A comprehensive oral health care plan is the best way to fight chances of periodontal disease, according to an article in the November 2007 issue of AGD Impact, the Academy of General Dentistry's (AGD) monthly newsmagazine. Dentists recommend that patients brush thoroughly twice a day, floss once a day and rinse with mouthwash when necessary to remove plaque and keep the mouth free from bacteria.
Regular care is recommended because of the small amount of time it takes for bacteria to invade the mouth, even if it's clean. Studies have shown that plaque will regrow on teeth that are completely clean within three to four hours of brushing.
AGD spokesperson June Lee, DDS, MAGD, has noticed in her practice that the most common habit her patients ignore is flossing. "Although flossing requires patience and dexterity, with time and experience, a person can learn to floss more quickly and still be effective," she says. "In our fast-paced world, many people don't have the patience to give flossing a chance to become second-nature, but it can tremendously improve their oral health."

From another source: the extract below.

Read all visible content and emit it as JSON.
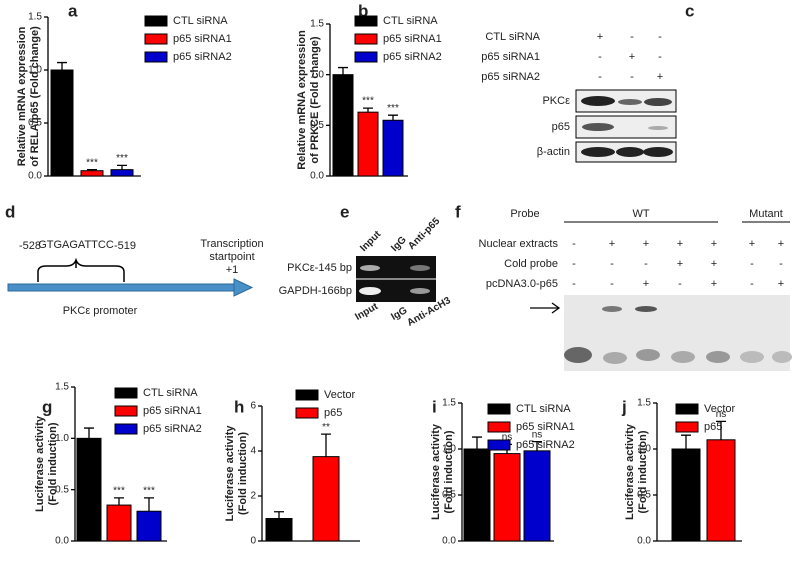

Hygiene tips for a stellar smile:
Brush with the radio on - dentists recommend brushing for the entire length of a song.
Use fluoridated, antimicrobial toothpastes and mouth rinses. They help to make the tooth structure resistant to decay.
Keep oral hygiene products at work. Studies show that the chance of a person using them during the day will increase 65 percent.
Talk to your dentist about new products you're using, as all products are not suited for all people.
Skip the caffeine. Avoiding caffeine before a dental appointment can make you less anxious.
Communicate. Use hand signals to inform the dentist that you are uncomfortable, and talk to your dentist about your specific fears.